Stampe vintage originali e fotografie inedite raccontano il legame tra il grande autore marchigiano e il borgo abruzzese, protagonista della sua ricerca per oltre cinquant’anni.

Scanno rende omaggio a Renzo Tortelli nel centenario della sua nascita con la mostra “Scanno: uno dei più bei ricordi”, curata da Luca Del Monaco.

L’ inaugurazione è in programma domenica 12 luglio alle 10.30 all’Auditorium Guido Calogero; l’esposizione sarà poi visitabile fino al 30 agosto negli spazi de La Volta delle Idee, in via Ciorla 25A.
Il percorso espositivo riunisce un prezioso nucleo di stampe vintage originali e fotografie finora inedite, offrendo una rilettura del lavoro di Tortelli lontana dai cliché del neorealismo.

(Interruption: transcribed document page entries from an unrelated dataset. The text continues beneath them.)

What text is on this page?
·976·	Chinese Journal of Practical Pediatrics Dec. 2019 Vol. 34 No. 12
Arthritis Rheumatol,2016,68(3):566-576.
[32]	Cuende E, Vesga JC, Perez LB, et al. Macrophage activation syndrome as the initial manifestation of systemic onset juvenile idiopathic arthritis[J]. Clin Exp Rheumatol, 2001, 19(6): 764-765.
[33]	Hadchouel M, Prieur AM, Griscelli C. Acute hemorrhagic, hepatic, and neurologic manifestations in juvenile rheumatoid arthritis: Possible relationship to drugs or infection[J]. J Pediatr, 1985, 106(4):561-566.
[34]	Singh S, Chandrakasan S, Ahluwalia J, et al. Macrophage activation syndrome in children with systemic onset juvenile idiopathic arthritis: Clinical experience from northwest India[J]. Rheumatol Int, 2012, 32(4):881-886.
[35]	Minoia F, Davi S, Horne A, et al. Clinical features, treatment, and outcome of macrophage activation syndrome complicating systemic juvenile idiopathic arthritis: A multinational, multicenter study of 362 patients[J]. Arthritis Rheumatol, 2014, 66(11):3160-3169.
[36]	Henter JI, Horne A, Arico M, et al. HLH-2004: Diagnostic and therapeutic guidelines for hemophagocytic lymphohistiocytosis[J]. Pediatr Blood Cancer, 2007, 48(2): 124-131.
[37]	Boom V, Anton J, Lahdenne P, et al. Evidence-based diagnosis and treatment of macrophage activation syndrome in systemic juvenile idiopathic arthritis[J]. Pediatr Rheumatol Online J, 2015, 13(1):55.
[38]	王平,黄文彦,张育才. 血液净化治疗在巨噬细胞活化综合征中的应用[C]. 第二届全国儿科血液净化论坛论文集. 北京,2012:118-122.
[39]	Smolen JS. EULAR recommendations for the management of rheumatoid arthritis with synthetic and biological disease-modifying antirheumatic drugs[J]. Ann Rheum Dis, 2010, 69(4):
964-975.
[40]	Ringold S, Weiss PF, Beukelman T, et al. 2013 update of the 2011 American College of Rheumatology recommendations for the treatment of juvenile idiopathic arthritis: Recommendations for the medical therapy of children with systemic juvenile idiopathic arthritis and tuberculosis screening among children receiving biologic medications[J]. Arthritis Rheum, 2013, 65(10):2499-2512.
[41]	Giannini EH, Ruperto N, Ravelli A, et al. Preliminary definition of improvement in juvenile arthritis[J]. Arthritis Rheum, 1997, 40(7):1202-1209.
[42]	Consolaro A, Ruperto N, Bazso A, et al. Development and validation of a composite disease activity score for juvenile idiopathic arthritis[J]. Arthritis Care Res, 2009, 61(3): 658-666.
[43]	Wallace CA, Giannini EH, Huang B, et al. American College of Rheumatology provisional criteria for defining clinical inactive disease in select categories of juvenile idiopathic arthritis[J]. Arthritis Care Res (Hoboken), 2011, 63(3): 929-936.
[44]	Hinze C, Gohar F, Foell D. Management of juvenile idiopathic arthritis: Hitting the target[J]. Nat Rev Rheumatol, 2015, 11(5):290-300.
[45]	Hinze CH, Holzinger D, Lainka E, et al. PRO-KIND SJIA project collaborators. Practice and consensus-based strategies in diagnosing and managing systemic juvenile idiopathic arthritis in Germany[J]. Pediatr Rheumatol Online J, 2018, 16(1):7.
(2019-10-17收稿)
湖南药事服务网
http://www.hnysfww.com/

Il fotografo marchigiano (1926-2019) tornò più volte a Scanno nel corso della sua carriera, interessato non a fissare un’immagine immutabile del paese, ma a raccontarne i cambiamenti e la vita quotidiana.

«Scanno non è soltanto un luogo geografico, ma una scenografia naturale che ha accompagnato alcuni dei più grandi fotografi italiani – spiega il curatore Luca Del Monaco. Tortelli, però, scelse una strada diversa: non inseguì il mito del borgo, ma il suo presente, convinto che fotografare significasse prima di tutto riflettere. Come amava dire lui stesso: “L’occhio è cieco, vede il cervello”».

La mostra rappresenta uno degli appuntamenti principali del centenario di Renzo Tortelli, promosso dalla famiglia dell’autore insieme all’Archivio Renzo Tortelli, con il coordinamento di Simona Guerra.